Michael Arrington at Techcrunch just posted an interesting article about a study just completed by the University of Texas at Dallas and Chitika, a Blog advertising network. The study estimates that the top 50K Blogs earn 500M in advertising revenue. The methodology was a bit suspect and used quite a few assumptions, most of which seemed okay. They include:
- Bloggers on average have 3 sources of revenue on their site. Top Blogs do generally have several different ads and ad networks operating.
- Technorati is a good determinant of the size and popularity of a Blog. Technorati is often criticized for its metrics but it’s as good an indicator as anything else out there.

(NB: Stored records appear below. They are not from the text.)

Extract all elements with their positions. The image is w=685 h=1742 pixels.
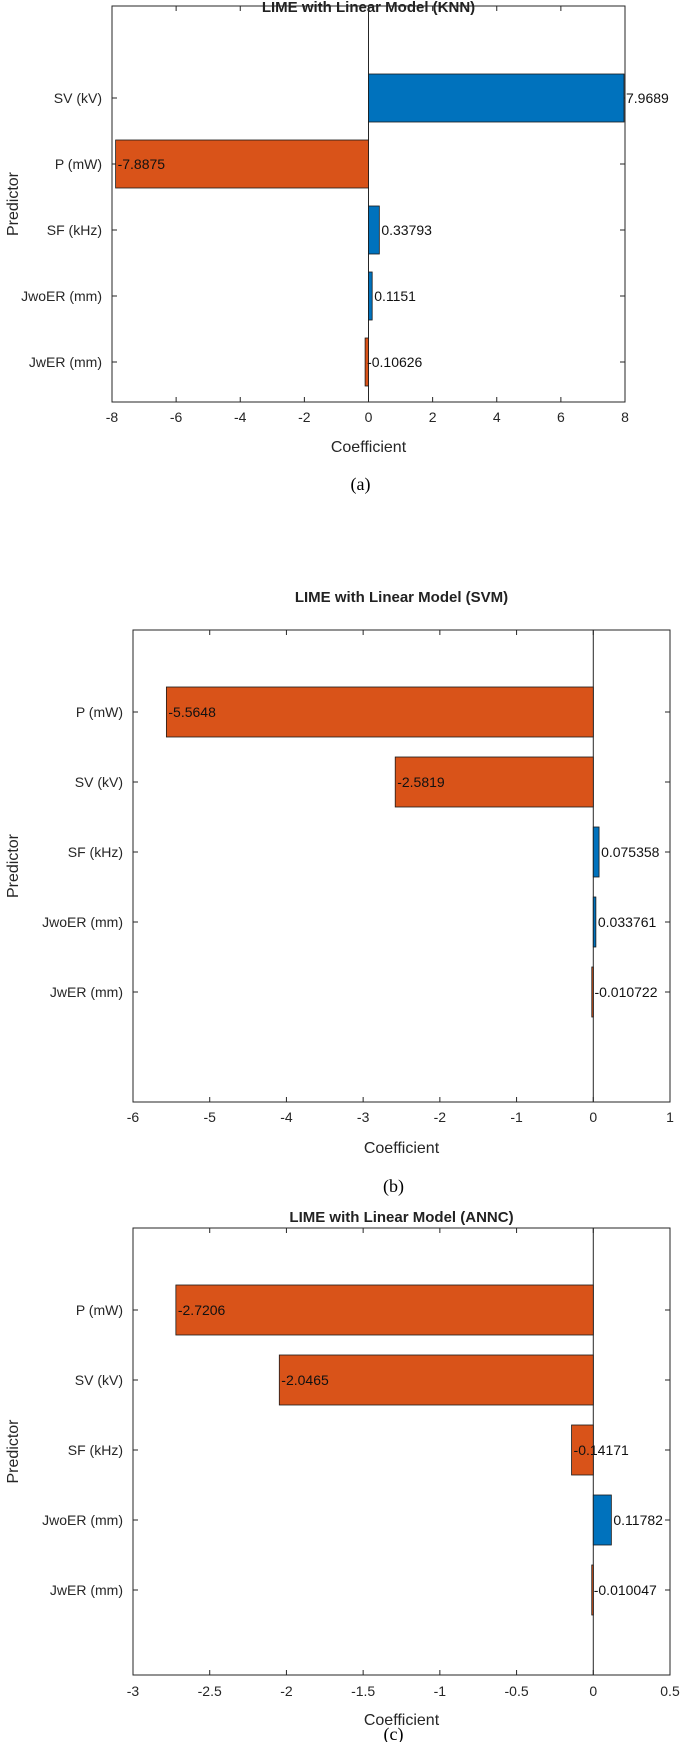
figure-caption: (a) bbox=[351, 474, 371, 495]
y-tick-label: JwER (mm) bbox=[50, 1582, 123, 1598]
y-axis-label: Predictor bbox=[5, 1419, 22, 1484]
bar-jwer-mm bbox=[591, 1564, 594, 1616]
x-tick-label: -2 bbox=[280, 1683, 293, 1699]
bar-jwoer-mm bbox=[368, 271, 373, 321]
bar-sf-khz bbox=[592, 826, 600, 878]
y-tick-label: SF (kHz) bbox=[68, 844, 123, 860]
data-label-jwoer-mm: 0.033761 bbox=[598, 914, 657, 930]
chart-panel-1: LIME with Linear Model (KNN)-8 -6 -4 -2 0 2 4 6… bbox=[5, 0, 669, 495]
y-tick-label: SF (kHz) bbox=[68, 1442, 123, 1458]
x-tick-label: -0.5 bbox=[505, 1683, 529, 1699]
bar-jwoer-mm bbox=[592, 1494, 612, 1546]
data-label-p-mw: -5.5648 bbox=[168, 704, 216, 720]
data-label-jwer-mm: -0.010722 bbox=[594, 984, 657, 1000]
data-label-jwoer-mm: 0.11782 bbox=[613, 1512, 663, 1528]
x-tick-label: 6 bbox=[557, 409, 565, 425]
bar-p-mw bbox=[175, 1284, 594, 1336]
y-tick-label: SV (kV) bbox=[54, 90, 102, 106]
x-tick-label: -1 bbox=[434, 1683, 447, 1699]
bar-sf-khz bbox=[368, 205, 380, 255]
bar-sf-khz bbox=[571, 1424, 594, 1476]
data-label-sv-kv: -2.5819 bbox=[397, 774, 445, 790]
bar-sv-kv bbox=[394, 756, 594, 808]
data-label-sv-kv: 7.9689 bbox=[626, 90, 669, 106]
bar-sv-kv bbox=[368, 73, 625, 123]
x-tick-label: 0 bbox=[589, 1683, 597, 1699]
data-label-jwoer-mm: 0.1151 bbox=[374, 288, 416, 304]
bar-jwer-mm bbox=[591, 966, 594, 1018]
x-tick-label: -4 bbox=[280, 1109, 293, 1125]
bar-jwoer-mm bbox=[592, 896, 597, 948]
y-tick-label: P (mW) bbox=[76, 704, 123, 720]
data-label-jwer-mm: -0.010047 bbox=[594, 1582, 657, 1598]
y-tick-label: JwER (mm) bbox=[29, 354, 102, 370]
x-tick-label: -1 bbox=[510, 1109, 523, 1125]
y-tick-label: JwoER (mm) bbox=[21, 288, 102, 304]
bar-jwer-mm bbox=[364, 337, 369, 387]
y-tick-label: JwER (mm) bbox=[50, 984, 123, 1000]
chart-panel-2: LIME with Linear Model (SVM) -6 -5 -4 -3 -2 -1… bbox=[5, 589, 674, 1197]
x-tick-label: 0.5 bbox=[660, 1683, 680, 1699]
x-tick-label: 2 bbox=[429, 409, 437, 425]
x-axis-label: Coefficient bbox=[331, 439, 407, 456]
data-label-sv-kv: -2.0465 bbox=[281, 1372, 329, 1388]
chart-title: LIME with Linear Model (ANNC) bbox=[289, 1209, 513, 1226]
y-axis-label: Predictor bbox=[5, 171, 22, 236]
x-tick-label: -2 bbox=[298, 409, 311, 425]
x-tick-label: -8 bbox=[106, 409, 119, 425]
data-label-sf-khz: 0.075358 bbox=[601, 844, 660, 860]
y-axis-label: Predictor bbox=[5, 833, 22, 898]
data-label-jwer-mm: -0.10626 bbox=[367, 354, 422, 370]
x-axis-label: Coefficient bbox=[364, 1140, 440, 1157]
x-tick-label: 4 bbox=[493, 409, 501, 425]
x-tick-label: -4 bbox=[234, 409, 247, 425]
x-tick-label: -1.5 bbox=[351, 1683, 375, 1699]
x-tick-label: -5 bbox=[203, 1109, 216, 1125]
bar-p-mw bbox=[115, 139, 369, 189]
x-tick-label: -3 bbox=[357, 1109, 370, 1125]
x-tick-label: -3 bbox=[127, 1683, 140, 1699]
figure-caption: (b) bbox=[383, 1176, 404, 1197]
figure-caption: (c) bbox=[384, 1724, 404, 1742]
data-label-sf-khz: -0.14171 bbox=[574, 1442, 629, 1458]
y-tick-label: JwoER (mm) bbox=[42, 914, 123, 930]
x-tick-label: 0 bbox=[365, 409, 373, 425]
x-tick-label: 1 bbox=[666, 1109, 674, 1125]
x-tick-label: -6 bbox=[170, 409, 183, 425]
data-label-sf-khz: 0.33793 bbox=[381, 222, 432, 238]
x-tick-label: -2.5 bbox=[198, 1683, 222, 1699]
chart-panel-3: LIME with Linear Model (ANNC) -3 -2.5 -2 -1.… bbox=[5, 1209, 680, 1742]
x-tick-label: 8 bbox=[621, 409, 629, 425]
bar-p-mw bbox=[165, 686, 594, 738]
x-tick-label: -6 bbox=[127, 1109, 140, 1125]
y-tick-label: P (mW) bbox=[55, 156, 102, 172]
chart-title: LIME with Linear Model (SVM) bbox=[295, 589, 508, 606]
y-tick-label: SF (kHz) bbox=[47, 222, 102, 238]
bar-sv-kv bbox=[278, 1354, 594, 1406]
x-axis-label: Coefficient bbox=[364, 1712, 440, 1729]
data-label-p-mw: -2.7206 bbox=[178, 1302, 226, 1318]
data-label-p-mw: -7.8875 bbox=[118, 156, 166, 172]
y-tick-label: JwoER (mm) bbox=[42, 1512, 123, 1528]
y-tick-label: P (mW) bbox=[76, 1302, 123, 1318]
x-tick-label: 0 bbox=[589, 1109, 597, 1125]
x-tick-label: -2 bbox=[434, 1109, 447, 1125]
y-tick-label: SV (kV) bbox=[75, 1372, 123, 1388]
y-tick-label: SV (kV) bbox=[75, 774, 123, 790]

- Chitika revenue numbers can be extrapolated across the other ad networks. Once again, it may not be exact but it seems ballpark enough.
The conclusions seemed to show that Blog advertising is even more concentrated than the typical 80/20 law. That is:
§ The top 1% accounted for approximately 20% of the total revenue.
§ The top 5% accounted for approximately 50% of the total revenue.
§ The top 10% accounted for approximately 80% of the total revenue.
§ The top 15% accounted for approximately 90% of the total revenue.
The exact ratios may be off but it’s clear that on the Internet size does matter. Advertising money and profits go to those who can grow bigger and attract the most eyeballs, even with ad networks that one would think would compensate for size differences.